Think what American brewers might do with this information. Some would accept the challenge and stick to beers of 3.2% to 3.6% alcohol brimming with flavor. Others would create something more radical – and clearly not what CAMRA has in mind.
Guess you should be careful what you wish for.
– The solution to “saving” Mild probably doesn’t include giving it a new name, but it might help. As Tomme Arthur of Port/Lost Abbey points out in writing about his Dawn Patrol Dark Mild sounds so, well, mild.
– Last January a New York Times tasting panel picked Ellie’s Brown Ale from Avery Brewing in Colorado as their favorite when they evaluated brown ales. Avery is better known for its range of high alcohol and highly hopped beers, and those are still the ones selling the best despite the NYT publicity.
“One of our brewers suggested maybe we should change the name (from Ellie’s) to Extreme Mild,” brewery founder Adam Avery said.
A tasting note
So the point of The Session is we all taste around a central theme and write about what we taste, so I better give you a tasting note.
Like many I can’t stop by the corner store and pick up a proper Mild. So first I thought I’d go with Deschutes Buzzsaw Brown, because at 4.8% it is mild by American standards and because I like it. Then reading Wheeler and Protz convinced me to do something I think I promised not to when we started the Session – write about a homebrewed beer.

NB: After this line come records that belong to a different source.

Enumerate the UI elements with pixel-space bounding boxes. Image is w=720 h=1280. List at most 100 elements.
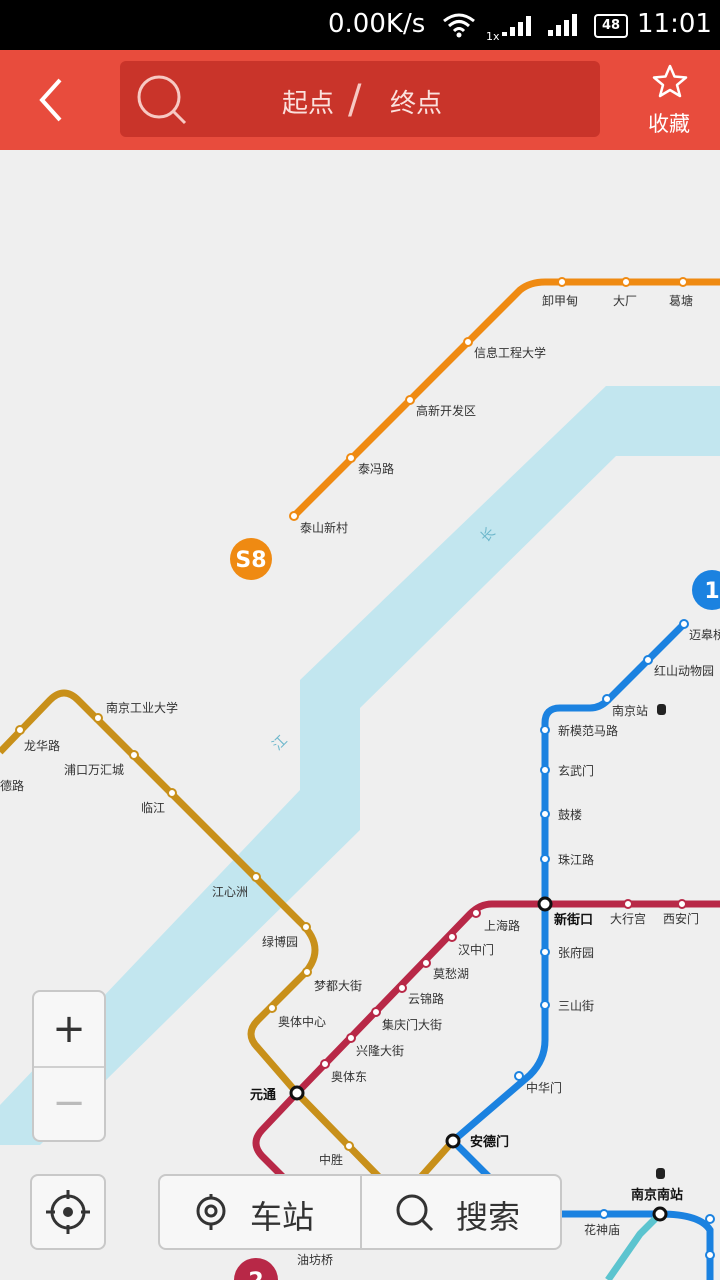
label-shanghailu: 上海路 <box>484 918 520 933</box>
station-button[interactable]: 车站 <box>160 1176 360 1248</box>
station-east <box>705 1214 715 1224</box>
label-xianmen: 西安门 <box>663 911 699 926</box>
search-button[interactable]: 搜索 <box>362 1176 562 1248</box>
station-taifeng <box>346 453 356 463</box>
station-zhangfuyuan <box>540 947 550 957</box>
station-zhongsheng <box>344 1141 354 1151</box>
label-dachang: 大厂 <box>613 294 637 308</box>
station-nanjingzhan <box>602 694 612 704</box>
label-linjiang: 临江 <box>141 801 165 815</box>
search-icon <box>396 1194 434 1232</box>
label-mengdu: 梦都大街 <box>314 979 362 993</box>
status-bar: 0.00K/s 1x 48 11:01 <box>0 0 720 50</box>
station-taishan <box>289 511 299 521</box>
label-longhua: 龙华路 <box>24 738 60 753</box>
station-linjiang <box>167 788 177 798</box>
label-daxinggong: 大行宫 <box>610 911 646 926</box>
station-dachang <box>621 277 631 287</box>
label-getang: 葛塘 <box>669 293 693 308</box>
station-zhonghuamen <box>514 1071 524 1081</box>
station-shanghailu <box>471 908 481 918</box>
label-hongshan: 红山动物园 <box>654 663 714 678</box>
label-nanjingzhan: 南京站 <box>612 703 648 718</box>
label-yunjinlu: 云锦路 <box>408 991 444 1006</box>
river-label-jiang: 江 <box>270 733 291 754</box>
back-arrow-icon[interactable] <box>30 68 80 132</box>
station-getang <box>678 277 688 287</box>
cell-signal-icon <box>548 14 577 36</box>
bottom-action-bar: 车站 搜索 <box>158 1174 562 1250</box>
label-xinxi: 信息工程大学 <box>474 345 546 360</box>
top-toolbar: 起点 / 终点 收藏 <box>0 50 720 150</box>
station-jiqingmen <box>371 1007 381 1017</box>
label-delu: 德路 <box>0 778 24 793</box>
interchange-xinjiekou <box>537 896 553 912</box>
label-aoti: 奥体中心 <box>278 1014 326 1029</box>
station-wanhui <box>129 750 139 760</box>
station-east2 <box>705 1250 715 1260</box>
station-yunjinlu <box>397 983 407 993</box>
station-maigaoqiao <box>679 619 689 629</box>
label-aotidong: 奥体东 <box>331 1070 367 1084</box>
station-lvbo <box>301 922 311 932</box>
data-signal-icon <box>502 16 531 36</box>
train-icon <box>657 704 666 715</box>
station-daxinggong <box>623 899 633 909</box>
label-hanzhongmen: 汉中门 <box>458 942 494 957</box>
station-xiejiadian <box>557 277 567 287</box>
line-s8-label: S8 <box>235 548 266 573</box>
label-jiqingmen: 集庆门大街 <box>382 1017 442 1032</box>
station-button-label: 车站 <box>250 1198 315 1236</box>
interchange-nanjingnan <box>652 1206 668 1222</box>
label-huashenmiao: 花神庙 <box>584 1222 620 1237</box>
search-separator: / <box>348 77 362 123</box>
network-speed: 0.00K/s <box>328 9 426 39</box>
signal-type: 1x <box>486 30 500 43</box>
station-pin-icon <box>196 1194 226 1230</box>
zoom-control: + − <box>32 990 106 1142</box>
station-mengdu <box>302 967 312 977</box>
favorites-label: 收藏 <box>648 112 690 136</box>
station-aotidong <box>320 1059 330 1069</box>
station-jiangxinzhou <box>251 872 261 882</box>
start-point-placeholder: 起点 <box>282 89 335 119</box>
label-zhangfuyuan: 张府园 <box>558 945 594 960</box>
locate-button[interactable] <box>30 1174 106 1250</box>
station-hongshan <box>643 655 653 665</box>
label-gulou: 鼓楼 <box>558 807 582 822</box>
station-xinglong <box>346 1033 356 1043</box>
station-gaoxin <box>405 395 415 405</box>
label-youfangqiao: 油坊桥 <box>297 1252 333 1267</box>
label-jiangxinzhou: 江心洲 <box>212 885 248 899</box>
label-xinmofan: 新模范马路 <box>558 723 618 738</box>
station-zhujianglu <box>540 854 550 864</box>
wifi-icon <box>443 13 475 38</box>
end-point-placeholder: 终点 <box>390 89 443 119</box>
favorites-button[interactable]: 收藏 <box>644 62 696 138</box>
search-icon <box>137 75 187 125</box>
clock: 11:01 <box>637 9 712 39</box>
label-nanjingnan: 南京南站 <box>631 1187 683 1203</box>
label-mochouhu: 莫愁湖 <box>433 966 469 981</box>
station-aoti <box>267 1003 277 1013</box>
search-button-label: 搜索 <box>456 1198 521 1236</box>
station-gulou <box>540 809 550 819</box>
subway-map[interactable]: 长 江 S8 卸甲甸 大厂 葛塘 信息工程大学 高新开发区 泰冯路 泰山新村 龙… <box>0 150 720 1280</box>
battery-icon: 48 <box>594 14 628 38</box>
label-maigaoqiao: 迈皋桥 <box>689 627 720 642</box>
zoom-out-button[interactable]: − <box>34 1068 104 1140</box>
label-taifeng: 泰冯路 <box>358 461 394 476</box>
label-wanhui: 浦口万汇城 <box>64 763 124 777</box>
label-zhongsheng: 中胜 <box>319 1152 343 1167</box>
crosshair-icon <box>46 1190 90 1234</box>
train-icon <box>656 1168 665 1179</box>
zoom-in-button[interactable]: + <box>34 992 104 1068</box>
route-search-box[interactable]: 起点 / 终点 <box>120 61 600 137</box>
line-2-label: 2 <box>248 1269 263 1280</box>
train-icons <box>656 704 666 1179</box>
station-longhua <box>15 725 25 735</box>
label-zhonghuamen: 中华门 <box>526 1080 562 1095</box>
label-andemen: 安德门 <box>470 1134 509 1150</box>
label-xinglong: 兴隆大街 <box>356 1043 404 1058</box>
label-xinjiekou: 新街口 <box>554 912 593 928</box>
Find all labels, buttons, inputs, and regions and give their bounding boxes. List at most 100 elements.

Garden Variety Gruit is brewed in the manor of a gruit ale from the Middle Ages, when the church controlled the ingredients and brewers didn’t use hops. The recipe takes inspiration from Randy Mosher’s Radical Brewing, although true to the author’s wishes I didn’t follow his recipe by rote.
I used a little more lightly smoked malt than he suggested – and, by golly, Wheeler and Protz talk about smoked malt in early Milds – and the mix of spices was different since I walked around my yard and collected stuff I knew wouldn’t kill you. Even though I cut back on the cardamom it still dominates right now, and might forever. It adds an unfortunate astringent note, not totally unlike a badly hopped beer.
I figure if I keep bottles stored long enough that might fade. Probably about the time the beer (remember, hops are a preservative) starts to turn sour. Then I’ll have a Stale. Is that on The Session calendar?